At John Prince Park in Lake Worth, Fla., would-be campers are routinely turned away because there is no space.

At C.B. Smith Park in Pembroke Pines, you have to call a year in advance if you plan to stay over for an extended period in an RV, according to The Sun Sentinel.

Camping in recreational vehicles is making a big comeback from its peak in the 1970’s, industry leaders say, with both retirees and millennials getting into the RV lifestyle. Approximately 500,000 vehicles were shipped to dealers nationwide in 2016, the most recent figures available.

“We are seeing record levels of sales everywhere and the result is that more campgrounds are full,” said Kevin Broom, spokesman for the Recreational Vehicle Industry Association, based in Reston, Va. “This is the new heyday.”

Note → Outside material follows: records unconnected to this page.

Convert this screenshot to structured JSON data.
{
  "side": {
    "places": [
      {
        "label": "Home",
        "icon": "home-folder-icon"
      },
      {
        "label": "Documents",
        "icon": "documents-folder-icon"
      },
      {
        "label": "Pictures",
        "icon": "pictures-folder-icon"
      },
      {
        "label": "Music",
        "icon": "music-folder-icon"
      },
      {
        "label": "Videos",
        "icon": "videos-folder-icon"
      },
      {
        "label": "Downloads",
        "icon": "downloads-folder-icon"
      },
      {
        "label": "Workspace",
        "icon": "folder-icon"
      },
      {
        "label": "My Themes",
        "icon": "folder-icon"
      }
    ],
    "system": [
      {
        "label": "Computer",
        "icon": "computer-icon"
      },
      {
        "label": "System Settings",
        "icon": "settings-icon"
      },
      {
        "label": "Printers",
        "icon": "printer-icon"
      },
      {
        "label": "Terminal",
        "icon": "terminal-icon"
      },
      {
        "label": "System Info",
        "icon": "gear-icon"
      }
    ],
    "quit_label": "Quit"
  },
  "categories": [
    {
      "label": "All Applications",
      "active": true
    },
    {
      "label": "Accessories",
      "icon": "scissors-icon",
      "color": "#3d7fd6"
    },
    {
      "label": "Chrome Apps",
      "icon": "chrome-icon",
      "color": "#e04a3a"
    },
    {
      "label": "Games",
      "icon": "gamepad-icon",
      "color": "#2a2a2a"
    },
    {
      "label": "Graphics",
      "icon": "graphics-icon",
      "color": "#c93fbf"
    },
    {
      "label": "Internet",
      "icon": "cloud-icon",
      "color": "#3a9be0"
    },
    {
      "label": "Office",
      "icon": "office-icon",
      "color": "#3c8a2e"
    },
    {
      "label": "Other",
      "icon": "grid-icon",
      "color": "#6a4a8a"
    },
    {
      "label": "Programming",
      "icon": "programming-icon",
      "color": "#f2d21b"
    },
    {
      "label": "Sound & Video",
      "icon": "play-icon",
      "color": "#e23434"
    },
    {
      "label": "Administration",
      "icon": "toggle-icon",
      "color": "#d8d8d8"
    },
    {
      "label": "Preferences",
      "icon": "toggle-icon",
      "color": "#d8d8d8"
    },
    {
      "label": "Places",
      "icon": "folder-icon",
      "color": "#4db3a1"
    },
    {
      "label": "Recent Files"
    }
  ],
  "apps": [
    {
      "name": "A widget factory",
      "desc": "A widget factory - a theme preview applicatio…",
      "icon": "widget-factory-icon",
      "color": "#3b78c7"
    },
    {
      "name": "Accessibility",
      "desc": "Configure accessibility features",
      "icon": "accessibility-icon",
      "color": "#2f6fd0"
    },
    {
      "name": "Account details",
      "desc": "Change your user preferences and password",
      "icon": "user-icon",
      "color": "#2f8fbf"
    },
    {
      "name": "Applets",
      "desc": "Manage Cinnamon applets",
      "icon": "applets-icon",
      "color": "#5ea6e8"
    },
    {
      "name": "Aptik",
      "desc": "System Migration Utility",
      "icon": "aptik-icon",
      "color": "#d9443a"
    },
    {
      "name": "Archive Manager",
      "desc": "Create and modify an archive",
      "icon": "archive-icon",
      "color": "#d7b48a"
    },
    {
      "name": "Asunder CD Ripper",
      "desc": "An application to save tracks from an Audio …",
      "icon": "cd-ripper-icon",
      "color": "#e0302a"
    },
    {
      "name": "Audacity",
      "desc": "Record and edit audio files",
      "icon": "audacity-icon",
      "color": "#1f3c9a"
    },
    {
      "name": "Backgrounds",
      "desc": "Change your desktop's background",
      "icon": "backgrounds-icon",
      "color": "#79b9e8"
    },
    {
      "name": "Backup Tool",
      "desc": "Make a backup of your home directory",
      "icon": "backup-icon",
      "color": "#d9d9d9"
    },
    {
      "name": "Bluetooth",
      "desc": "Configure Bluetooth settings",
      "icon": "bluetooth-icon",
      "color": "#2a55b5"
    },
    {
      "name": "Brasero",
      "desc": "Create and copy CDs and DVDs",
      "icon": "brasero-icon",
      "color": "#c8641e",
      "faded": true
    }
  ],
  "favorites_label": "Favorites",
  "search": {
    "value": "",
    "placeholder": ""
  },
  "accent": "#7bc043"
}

In South Florida, there are approximately a dozen parks that offer RV and tent camping, and most are at or near capacity and have waiting lists. The revenues earned at those parks has been gradually rising since the end of the recession, according to officials who oversee the parks.

The allure of nature, the ability to take along pets and the $40 nightly costs at most parks are big draws for many people.

The visitors come mostly from Canada and northern U.S. states, but some come from Europe and rent the RVs. There are also locals who are seeking a quiet getaway that does not require much travel or money.

The parks offer a variety of amenities, with some providing a driving range, batting cages and tennis courts to playgrounds, trails and water activities.